O dia esteve de calor e a prometer trovoada e a tarde acabou com umas bebidas frescas a ver o sol esconder-se, por entre nuvens de trovoada, na esplanada do Muziekgebow em Amsterdão. No anexo, a Bimhuis, uma das salas míticas do Jazz europeu (hein, não percebo e já ponho rótulos!) ia tocar nessa noite a artista portuguesa Sara Serpa. Não se pode dizer que a sala estivesse cheia, mas apresentava-se bem mais de meia. O cenário esse era todo ele impressionante. Construída em vidro e apresentando cortinas, era possível descortinar uma via rápida, uma linha de electrico, as linhas de comboio que saem de Amsterdão Central e ao longe as aeronaves que se aproximam do aeroporto de Schiphol. Qual a importância deste enquadramento? Para começar o álbum que Sara Serpa trazia na bagagem dava pelo nome de Mobile e que melhor enquadramento para um álbum de viagens do que toda uma paisagem que se mexe e evoca movimento?

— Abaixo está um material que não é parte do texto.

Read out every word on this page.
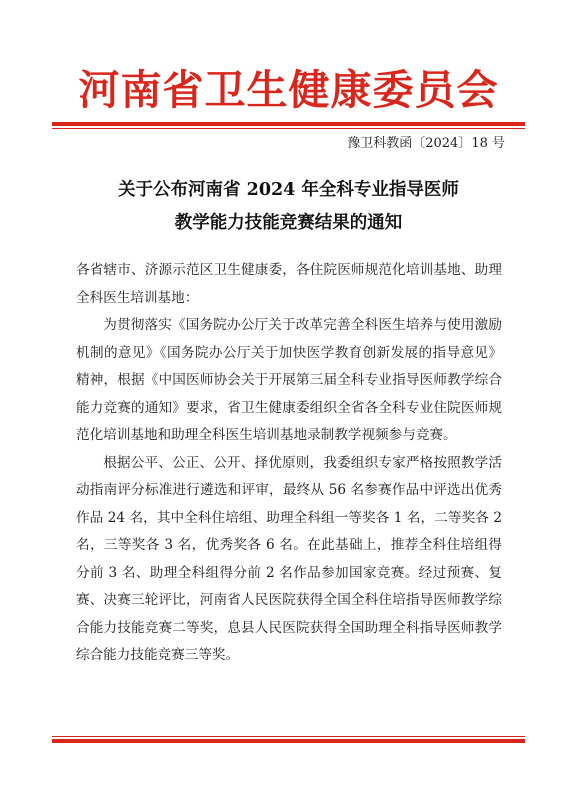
河南省卫生健康委员会
豫卫科教函〔2024〕18 号
关于公布河南省 2024 年全科专业指导医师
教学能力技能竞赛结果的通知

各省辖市、济源示范区卫生健康委，各住院医师规范化培训基地、助理全科医生培训基地：

为贯彻落实《国务院办公厅关于改革完善全科医生培养与使用激励机制的意见》《国务院办公厅关于加快医学教育创新发展的指导意见》精神，根据《中国医师协会关于开展第三届全科专业指导医师教学综合能力竞赛的通知》要求，省卫生健康委组织全省各全科专业住院医师规范化培训基地和助理全科医生培训基地录制教学视频参与竞赛。

根据公平、公正、公开、择优原则，我委组织专家严格按照教学活动指南评分标准进行遴选和评审，最终从 56 名参赛作品中评选出优秀作品 24 名，其中全科住培组、助理全科组一等奖各 1 名，二等奖各 2 名，三等奖各 3 名，优秀奖各 6 名。在此基础上，推荐全科住培组得分前 3 名、助理全科组得分前 2 名作品参加国家竞赛。经过预赛、复赛、决赛三轮评比，河南省人民医院获得全国全科住培指导医师教学综合能力技能竞赛二等奖，息县人民医院获得全国助理全科指导医师教学综合能力技能竞赛三等奖。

Apesar de evocar movimento o álbum remete para a literatura de viagens. O mesmo foi sendo comunicado pela cantora à medida que apresentava as músicas. O concerto em sim começou por uma viagem suave e em ritmo moderado, à medida que a noite avançava assim íamos sendo embalados pelo suave ondular de Sara Serpa e o seu quinteto. Se algo se pode dizer da primeira parte do espectáculo é que foi apresentado num registo um pouco calmo, colocando os pés com cuidado e um pouco a medo. Ao intervalo a trovoada que estava lá fora prometia contrastar com o ambiente acolhedor do lado de dentro, mas tudo iria mudar para a segunda parte. Conhecendo melhor a casa e tendo sido já apresentada à multidão, Sara Serpa trouxe energia na voz para puxar pelo quinteto e até os elementos fizeram por querer estar à sua altura. As nuvens, invejosas de lhes ter sido roubado o protagonismo, decidiram acrescentar a todo o cenário em movimento lampejos de raios e relâmpagos. O cenário era agora simplesmente de uma beleza indescritível, com os relâmpagos a iluminarem todo o cenário de apresentação de Mobile, com investidas por trabalhos antigos e até mesmo um poderoso fado.
A distância não me permite detalhar quais as músicas cantadas e tocadas, o que guardarei para todo o sempre é o ressoar da voz de Sara Serpa, que fez inveja aos deuses das trovoadas e abrilhantou o final de tarde.